Su quanto rimane, complice la Serie A da concludersi, l’oblio è totale (extra del mese: risalgono a luglio anche gli Imperial Triumphant di Alphaville. L’avantgarde del black metal che magnificamente si sposa con le pinne, il fucile, gli occhiali.)
Agosto
In uno slancio di furbizia comprendo quanto il reale pregio di Down In The Weeds, where the world one was – ultima fatica targata Bright Eyes – sia di spingermi a tornare su Digital Ash in a Digital Urn, sempre di Bright Eyes ma del 2005. Superficialmente concedo un giro ai Guided By Voices di Mirrored Aztec mentre mi sciolgo con 1978. The Year the UK Turned Day-Glo, raccolta colma di perle preziose: Sham 69, Boomtown Rats, Vibrators e altri Ogni nota una rivelazione. Commovente, malinconico, pittoresco, necessario. Alto rischio di passatismo ma sono i momenti come questi – tra nuvole che tornano sulle colline e spifferi – quelli migliori per guardarsi indietro come rincoglioniti e ignorare quanto stia disvelandosi oltre il vetro della finestra.
Settembre
O dell’intimismo in vista della seconda chiamata alla responsabilità civica. Per questo evito con cura Marilyn Manson (sport nel quale eccello da venticinque anni), i Fleet Foxes di Shore e la raccolta dei Fleetwood Mac, concentrandomi sui Flaming Lips e The Ascension, opera di Sufjan Stevens che stavolta ha pregio di spingermi a tornare su Illinois di Sufjan Stevens del 2005 (ormai un vizio.)

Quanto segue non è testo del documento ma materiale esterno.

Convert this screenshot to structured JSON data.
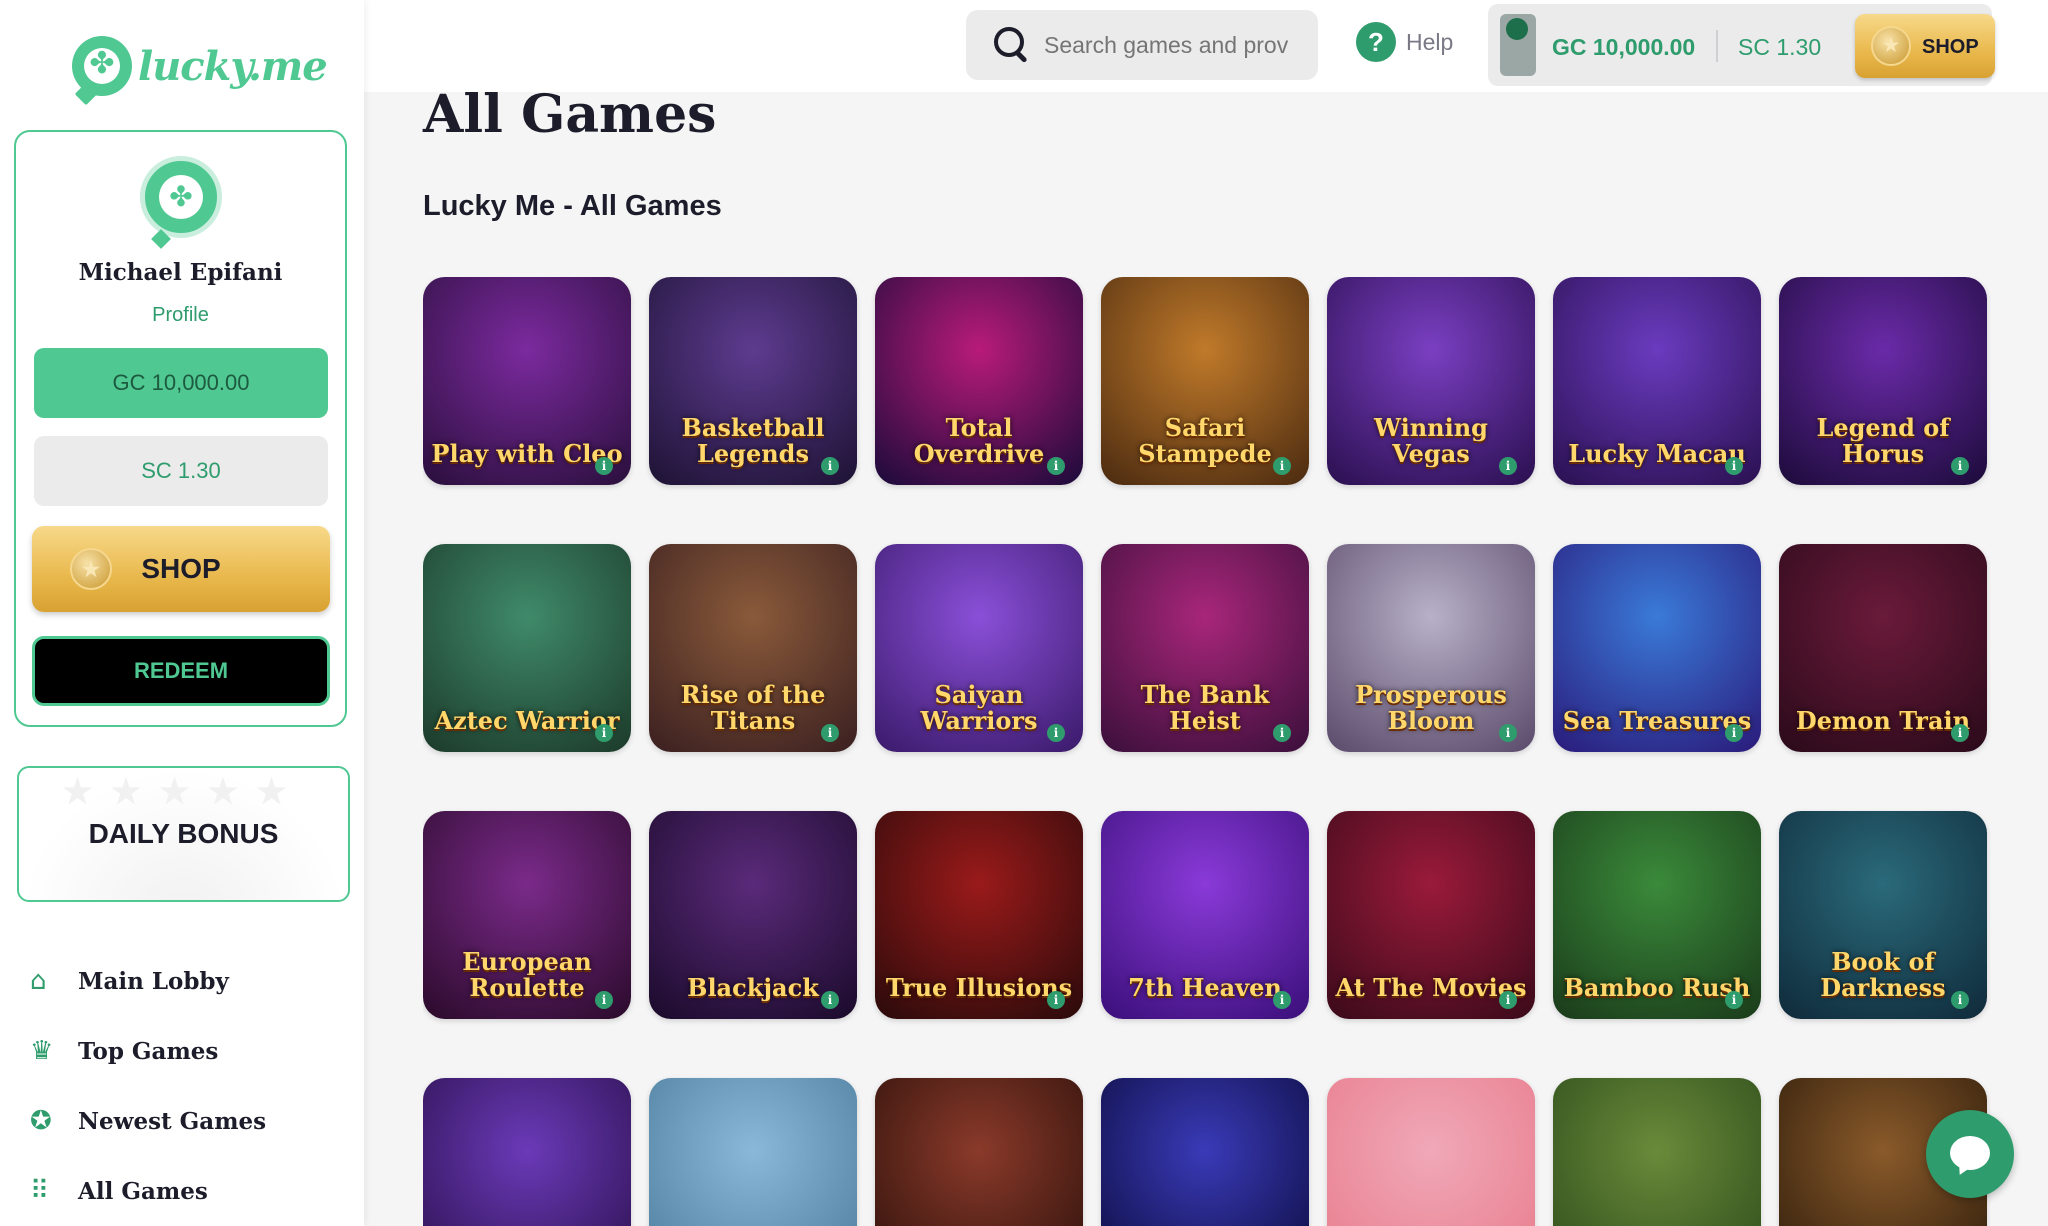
{
  "brand": {
    "name": "lucky.me",
    "accent": "#4fc892",
    "accent_dark": "#2e9c6c",
    "gold": "#e9b84c"
  },
  "sidebar": {
    "user_name": "Michael Epifani",
    "profile_label": "Profile",
    "gc_balance": "GC 10,000.00",
    "sc_balance": "SC 1.30",
    "shop_label": "SHOP",
    "redeem_label": "REDEEM",
    "daily_bonus_label": "DAILY BONUS",
    "nav": [
      {
        "label": "Main Lobby",
        "icon": "home-icon"
      },
      {
        "label": "Top Games",
        "icon": "crown-icon"
      },
      {
        "label": "Newest Games",
        "icon": "star-badge-icon"
      },
      {
        "label": "All Games",
        "icon": "grid-dots-icon"
      }
    ]
  },
  "topbar": {
    "search_placeholder": "Search games and prov",
    "help_label": "Help",
    "gc_balance": "GC 10,000.00",
    "sc_balance": "SC 1.30",
    "shop_label": "SHOP"
  },
  "main": {
    "title": "All Games",
    "section_title": "Lucky Me - All Games",
    "games": [
      {
        "name": "Play with Cleo",
        "bg": [
          "#7b2a9e",
          "#2a0f3c"
        ]
      },
      {
        "name": "Basketball Legends",
        "bg": [
          "#5d3b8f",
          "#1d1233"
        ]
      },
      {
        "name": "Total Overdrive",
        "bg": [
          "#b81b7a",
          "#1a0a3a"
        ]
      },
      {
        "name": "Safari Stampede",
        "bg": [
          "#c07a2a",
          "#4a2a10"
        ]
      },
      {
        "name": "Winning Vegas",
        "bg": [
          "#7a3fc2",
          "#2a0f4f"
        ]
      },
      {
        "name": "Lucky Macau",
        "bg": [
          "#6a3bbf",
          "#2a1050"
        ]
      },
      {
        "name": "Legend of Horus",
        "bg": [
          "#6a2aa8",
          "#1c0b3a"
        ]
      },
      {
        "name": "Aztec Warrior",
        "bg": [
          "#3f8a6a",
          "#1c3a2a"
        ]
      },
      {
        "name": "Rise of the Titans",
        "bg": [
          "#8a5a3a",
          "#3a1f20"
        ]
      },
      {
        "name": "Saiyan Warriors",
        "bg": [
          "#8a4fd8",
          "#3a1a6a"
        ]
      },
      {
        "name": "The Bank Heist",
        "bg": [
          "#a8267a",
          "#3a0f3a"
        ]
      },
      {
        "name": "Prosperous Bloom",
        "bg": [
          "#b8b0c8",
          "#5a4a6a"
        ]
      },
      {
        "name": "Sea Treasures",
        "bg": [
          "#3a7ad8",
          "#2a1a7a"
        ]
      },
      {
        "name": "Demon Train",
        "bg": [
          "#6a1a3a",
          "#2a0a1a"
        ]
      },
      {
        "name": "European Roulette",
        "bg": [
          "#7a2a8a",
          "#2a0a2a"
        ]
      },
      {
        "name": "Blackjack",
        "bg": [
          "#5a2a7a",
          "#1a0a2a"
        ]
      },
      {
        "name": "True Illusions",
        "bg": [
          "#9a1a1a",
          "#2a0a0a"
        ]
      },
      {
        "name": "7th Heaven",
        "bg": [
          "#8a3ad8",
          "#3a0f7a"
        ]
      },
      {
        "name": "At The Movies",
        "bg": [
          "#9a1a3a",
          "#3a0a1a"
        ]
      },
      {
        "name": "Bamboo Rush",
        "bg": [
          "#3a8a3a",
          "#1a3a1a"
        ]
      },
      {
        "name": "Book of Darkness",
        "bg": [
          "#2a6a7a",
          "#0f2a3a"
        ]
      },
      {
        "name": "",
        "bg": [
          "#6a3ab8",
          "#2a0f4a"
        ]
      },
      {
        "name": "",
        "bg": [
          "#8ab8d8",
          "#4a7a9a"
        ]
      },
      {
        "name": "",
        "bg": [
          "#8a3a2a",
          "#2a0f0a"
        ]
      },
      {
        "name": "",
        "bg": [
          "#3a3ab8",
          "#0a0a3a"
        ]
      },
      {
        "name": "",
        "bg": [
          "#f0a8b8",
          "#e87a8a"
        ]
      },
      {
        "name": "",
        "bg": [
          "#6a8a3a",
          "#2a4a1a"
        ]
      },
      {
        "name": "",
        "bg": [
          "#8a5a2a",
          "#2a1a0a"
        ]
      }
    ]
  }
}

Che poi è noto, i primi freddi invitano a coccolarsi – Napalm Death: Throes of Joy in the Jaws of Defeatism – e al calciomercato che ha scelto di estendersi sfilando linfa vitale al resto delle banalità umane (extra del mese: risalgono a settembre anche gli Imperial Triumphant di Alphaville. Data l’antica affezione, ne sono ammaliato. Note di merito per i brani Rotted Futures e Atomic Age, casomai qualcuno abbia interesse ad approfondire l’antica arte della voce roca.)
Ottobre
Forever del Bianconi magari avrebbe avuto un senso più compiuto fosse stato un EP di tre/quattro pezzi (Il Bene, L’Abisso, Andante e Certi Uomini) al pari di Serpentine Prison di Matt Berninger. Despicable dei Carcass e i Mr. Bungle di The Raging Wrath of the Easter Bunny Demo. Divertente dieci minuti poi stop poiché, per il sottoscritto, i Bungle nascono e muoiono nell’omonimo del 1991 e in qualche spunto di Disco Volante del 1995.
Novembre
Al pari di ottobre, altro mese caratterizzato da un benaugurante senso di rinascita con infornate di nuove leve che nel futuro si faranno: Cabaret Voltaire, AC/DC e Smashing Pumpkins (di rado si ascoltano album tanto dolorosi come gli ultime due.)
Però, pure qui, la baracca la salva una miscellanea: Strum & Thrum. The American Jangle Underground 1983-1987, summa di complessi dal relativo successo – area R.E.M., Rain Parade, Dream Syndicate – a ronzare attorno l’etichetta Captured Tracks. Indie di meritevole fattura in un contesto come quello dell’underground USA al tempo dominato dall’hardcore. Lacrime e foto sbiadite. Ennesimo passatismo ma, viste le feste in arrivo tra ammonimenti e restrizioni, sorvolare con carità sembra proprio il minimo.